Experiments were made on isolated tissues from guinea-pig to test the hypothesis that the distomers of rac-beta 2-adrenoceptor agonists induce airway hyperreactivity. Tracheal strip preparations were contracted with carbachol. Both rac- and (R;R)-formoterol (2 and 1 mumol/l, respectively) produced an immediate relaxation, followed by a slow recovery of tone. (S;S)-Formoterol (2 mumol/l) had no effect on smooth muscle tone. Similar results were obtained with the enantiomers of terbutaline. In other strip preparations of the trachea or the main bronchi, cholinergic or nonadrenergic/noncholinergic (NANC) excitatory responses were evoked by electrical field-stimulation. The eutomers, (R;R)-formoterol and (R)-terbutaline, inhibited concentration-dependently both cholinergic and NANC-induced contractions.

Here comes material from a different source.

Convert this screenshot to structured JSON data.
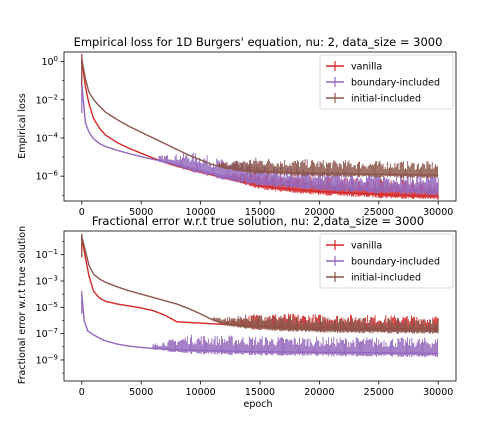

The distomers, (S;S)-formoterol and (S)-terbutaline, showed qualitatively the same effects but were about 1,000 times less potent than the corresponding eutomer. In a third series of experiments, either enantiomer of formoterol was administered to an electrically stimulated vagus nerve-trachea tube preparation. The nerve-induced contractions were inhibited by both enantiomers, but (S;S)-formoterol was about 1,000 times less potent than (R;R)-formoterol. For both enantiomers of formoterol, about tenfold higher concentrations was required to obtain the same degree of inhibition when given intratracheally as compared with administration in the external medium. There was no indication in any of the experimental approaches that (S;S)-formoterol or (S)-terbutaline might enhance the response to cholinergic or NANC-related stimuli.